26 991 Voedselveiligheid

Nr. 552 BRIEF VAN DE MINISTER VAN LANDBOUW, NATUUR EN VOEDSELKWALITEIT

Aan de Voorzitter van de Tweede Kamer der Staten-Generaal

Den Haag, 14 juni 2019

Hierbij bied ik u mijn reactie aan op het verzoek van het lid Geurts uit de Regeling van Werkzaamheden d.d. 14 mei 2019 (Handelingen II 2018/19, nr. 81, item 19) om voorafgaand aan een debat over de uitkomsten van een RTL-onderzoek dat honderden producten onterecht als biologisch verkocht zouden zijn, een brief aan de Kamer te sturen over de taak en opdracht die de NVWA heeft ten opzichte van Skal met betrekking tot biologische producten in Nederland. Tevens reageer ik met deze brief op het verzoek van het lid Ouwehand, daarin gesteund door het lid Lodders, om in de brief een overzicht te geven over hoe intensief de gangbare landbouw wordt gecontroleerd en hoe intensief de biologische landbouw. Deze treft u hierbij aan.

Taken NVWA en Stichting Skal in relatie tot biologische productie

De NVWA heeft tot taak om toe te zien op de naleving van de geldende (Europese en nationale) wetgeving op onder meer de terreinen voedselveiligheid, dierenwelzijn en diergezondheid. De gehele voedselketen van zowel de plantaardige als dierlijke voedselproductie valt onder dit toezicht. Een biologische ondernemer valt, net als niet-biologische ondernemers, onder dit toezicht van de NVWA. Hiernaast is de NVWA ten aanzien van de biologische productiemethode belast met de strafrechtelijke opsporing.
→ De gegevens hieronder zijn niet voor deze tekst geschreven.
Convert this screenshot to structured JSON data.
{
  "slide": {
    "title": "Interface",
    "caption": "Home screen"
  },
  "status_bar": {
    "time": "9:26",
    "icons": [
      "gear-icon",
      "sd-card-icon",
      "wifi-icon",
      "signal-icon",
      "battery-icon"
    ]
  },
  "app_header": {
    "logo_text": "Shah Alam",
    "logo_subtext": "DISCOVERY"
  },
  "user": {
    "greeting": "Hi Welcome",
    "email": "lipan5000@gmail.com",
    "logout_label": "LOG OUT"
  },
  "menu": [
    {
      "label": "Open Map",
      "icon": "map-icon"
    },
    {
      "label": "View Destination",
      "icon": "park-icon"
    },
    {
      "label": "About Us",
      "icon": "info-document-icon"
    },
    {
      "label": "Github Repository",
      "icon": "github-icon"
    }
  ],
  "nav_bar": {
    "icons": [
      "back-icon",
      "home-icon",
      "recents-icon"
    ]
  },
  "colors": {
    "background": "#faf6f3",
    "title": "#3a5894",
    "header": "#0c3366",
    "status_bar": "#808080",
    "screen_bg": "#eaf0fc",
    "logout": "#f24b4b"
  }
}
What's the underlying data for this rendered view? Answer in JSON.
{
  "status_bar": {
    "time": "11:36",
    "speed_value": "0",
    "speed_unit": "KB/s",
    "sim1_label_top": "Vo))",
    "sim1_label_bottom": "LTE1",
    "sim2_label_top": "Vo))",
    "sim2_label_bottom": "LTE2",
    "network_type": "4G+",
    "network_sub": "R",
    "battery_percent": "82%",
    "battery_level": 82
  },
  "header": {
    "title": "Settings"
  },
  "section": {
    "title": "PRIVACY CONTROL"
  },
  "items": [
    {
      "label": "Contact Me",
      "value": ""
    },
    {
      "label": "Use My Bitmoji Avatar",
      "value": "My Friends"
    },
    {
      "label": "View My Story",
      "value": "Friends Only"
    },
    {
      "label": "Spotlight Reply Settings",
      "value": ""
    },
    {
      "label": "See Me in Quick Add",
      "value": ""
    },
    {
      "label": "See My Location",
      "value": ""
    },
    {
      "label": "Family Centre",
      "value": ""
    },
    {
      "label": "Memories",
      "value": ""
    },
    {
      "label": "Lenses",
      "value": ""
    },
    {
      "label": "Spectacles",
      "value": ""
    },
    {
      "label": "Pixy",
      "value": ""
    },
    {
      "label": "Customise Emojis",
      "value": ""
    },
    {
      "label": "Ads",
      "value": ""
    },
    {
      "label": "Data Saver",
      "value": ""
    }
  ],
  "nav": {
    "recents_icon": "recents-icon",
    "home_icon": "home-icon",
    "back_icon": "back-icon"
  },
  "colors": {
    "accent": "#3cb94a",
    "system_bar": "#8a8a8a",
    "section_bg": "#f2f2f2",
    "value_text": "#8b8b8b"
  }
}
Door de NVWA bij biologische ondernemers geconstateerde afwijkingen kunnen vanzelfsprekend aan Skal ter afhandeling worden voorgelegd.

Stichting Skal (hierna: Skal) is een privaatrechtelijk zelfstandig bestuursorgaan dat valt onder mijn verantwoordelijkheid en is op grond van de Landbouwkwaliteitswet aangewezen als controlerende autoriteit als bedoeld in artikel 27 lid 4 van verordening (EG) nr. 834/2007 inzake biologische productie en etikettering van biologische producten.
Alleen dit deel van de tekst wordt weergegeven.